Numerical Modeling of Electrodynamic Aggregation of Magnetized Nanodust

TL;DR

This paper presents a numerical simulation of how magnetized nanodust particles aggregate under electrodynamic forces, revealing filament formation, conductivity percolation, and fractal structuring.

Contribution

It introduces a comprehensive parallel code for modeling the dynamic aggregation and electrical evolution of magnetized nanodust systems.

Findings

Formation of stable filaments from randomly oriented nanodust

Percolation of electric conductivity in filament networks

Development of fractal-like skeletal structures

Abstract

The recent results of applying the parallel numerical code SELFAS-3 to modelling of electrodynamic aggregation of magnetized nanodust are presented. The modelling describes evolution of a many-body system of basic blocks which are taken as strongly magnetized thin rods (i.e., one-dimensional static magnetic dipoles), with electric conductivity and static electric charge, screened with its own plasma sheath.
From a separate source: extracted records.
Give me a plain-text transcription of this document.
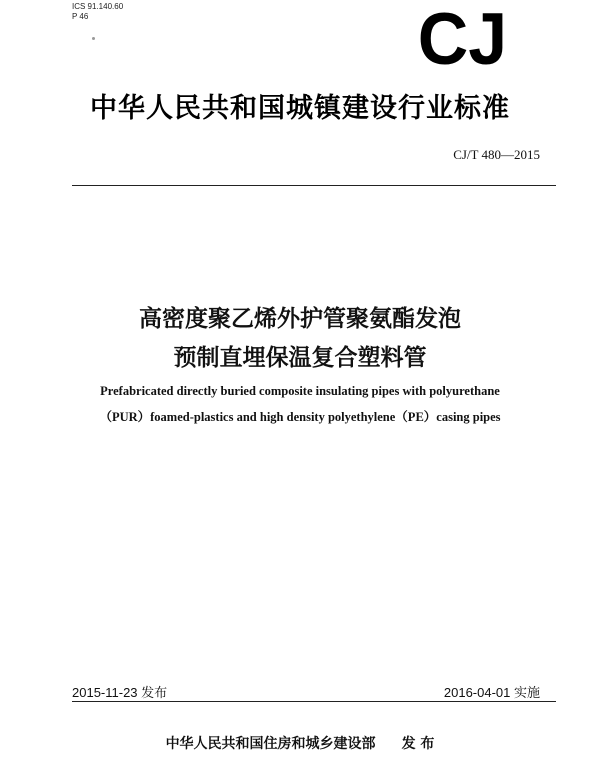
ICS 91.140.60
P 46	CJ
中华人民共和国城镇建设行业标准
CJ/T 480—2015
高密度聚乙烯外护管聚氨酯发泡
预制直埋保温复合塑料管
Prefabricated directly buried composite insulating pipes with polyurethane
（PUR）foamed-plastics and high density polyethylene（PE）casing pipes
2015-11-23 发布	2016-04-01 实施
中华人民共和国住房和城乡建设部 发 布
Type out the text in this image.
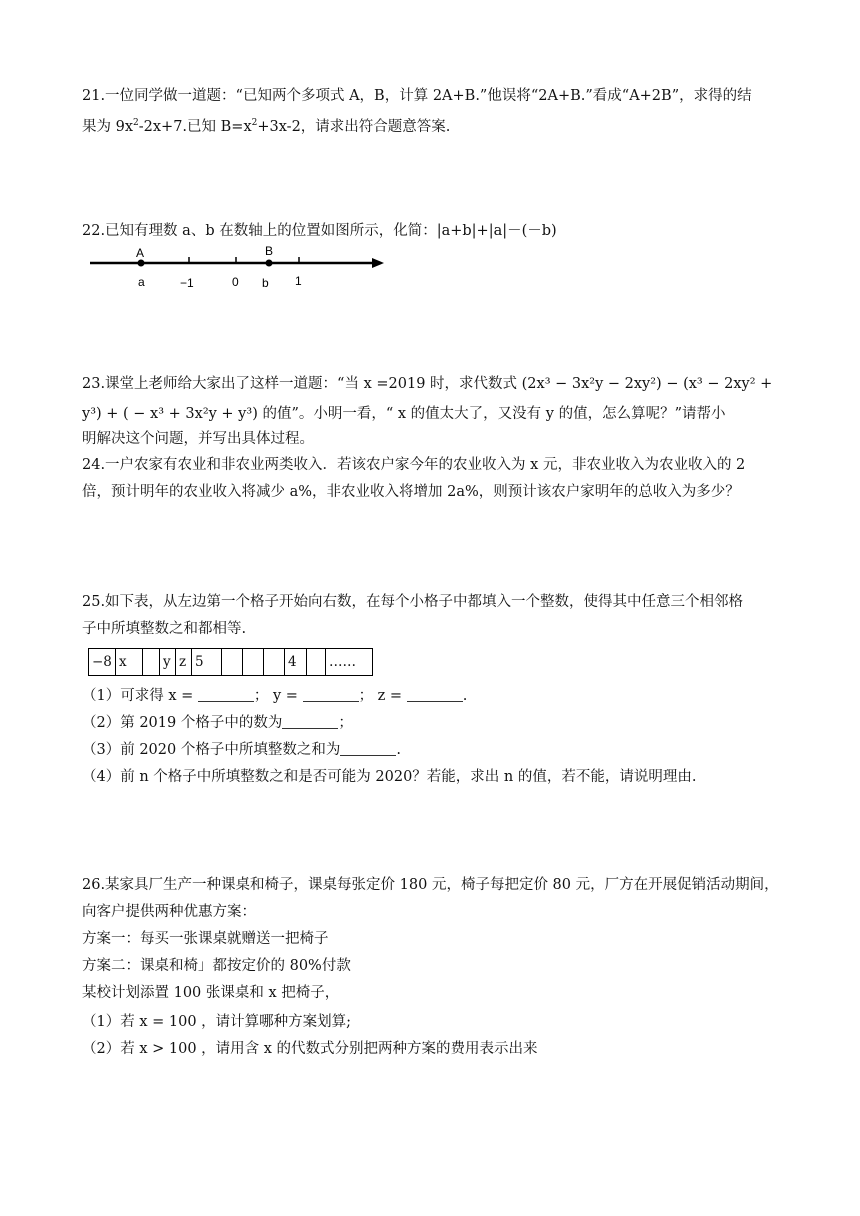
21.一位同学做一道题：“已知两个多项式 A，B，计算 2A+B.”他误将“2A+B.”看成“A+2B”，求得的结
果为 $9x^2-2x+7$.已知 $B=x^2+3x-2$，请求出符合题意答案.
22.已知有理数 a、b 在数轴上的位置如图所示，化简：|a+b|+|a|－(－b)
A	B
a	−1	0 b 1
23.课堂上老师给大家出了这样一道题：“当 x =2019 时，求代数式 (2x³ − 3x²y − 2xy²) − (x³ − 2xy² +
y³) + ( − x³ + 3x²y + y³) 的值”。小明一看，“ x 的值太大了，又没有 y 的值，怎么算呢？”请帮小
明解决这个问题，并写出具体过程。
24.一户农家有农业和非农业两类收入．若该农户家今年的农业收入为 x 元，非农业收入为农业收入的 2
倍，预计明年的农业收入将减少 a%，非农业收入将增加 2a%，则预计该农户家明年的总收入为多少？
25.如下表，从左边第一个格子开始向右数，在每个小格子中都填入一个整数，使得其中任意三个相邻格
子中所填整数之和都相等.
−8	x		y	z	5				4		……
（1）可求得 x =	； y =	； z =	.
（2）第 2019 个格子中的数为	；
（3）前 2020 个格子中所填整数之和为	.
（4）前 n 个格子中所填整数之和是否可能为 2020？若能，求出 n 的值，若不能，请说明理由.
26.某家具厂生产一种课桌和椅子，课桌每张定价 180 元，椅子每把定价 80 元，厂方在开展促销活动期间，
向客户提供两种优惠方案：
方案一：每买一张课桌就赠送一把椅子
方案二：课桌和椅」都按定价的 80%付款
某校计划添置 100 张课桌和 x 把椅子，
（1）若 x = 100 ，请计算哪种方案划算;
（2）若 x > 100 ，请用含 x 的代数式分别把两种方案的费用表示出来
The code provides continuous modelling of the following stages of evolution: (i) alignments of randomly situated solitary basic blocks in an external magnetic field and formation of stable filaments, (ii) percolation of electric conductivity in a random filamentary system, and electric short-circuiting in the presence of an external electric field, (iii) evolution of electric current profile in a filamentary network with a trend towards a fractal skeletal structuring.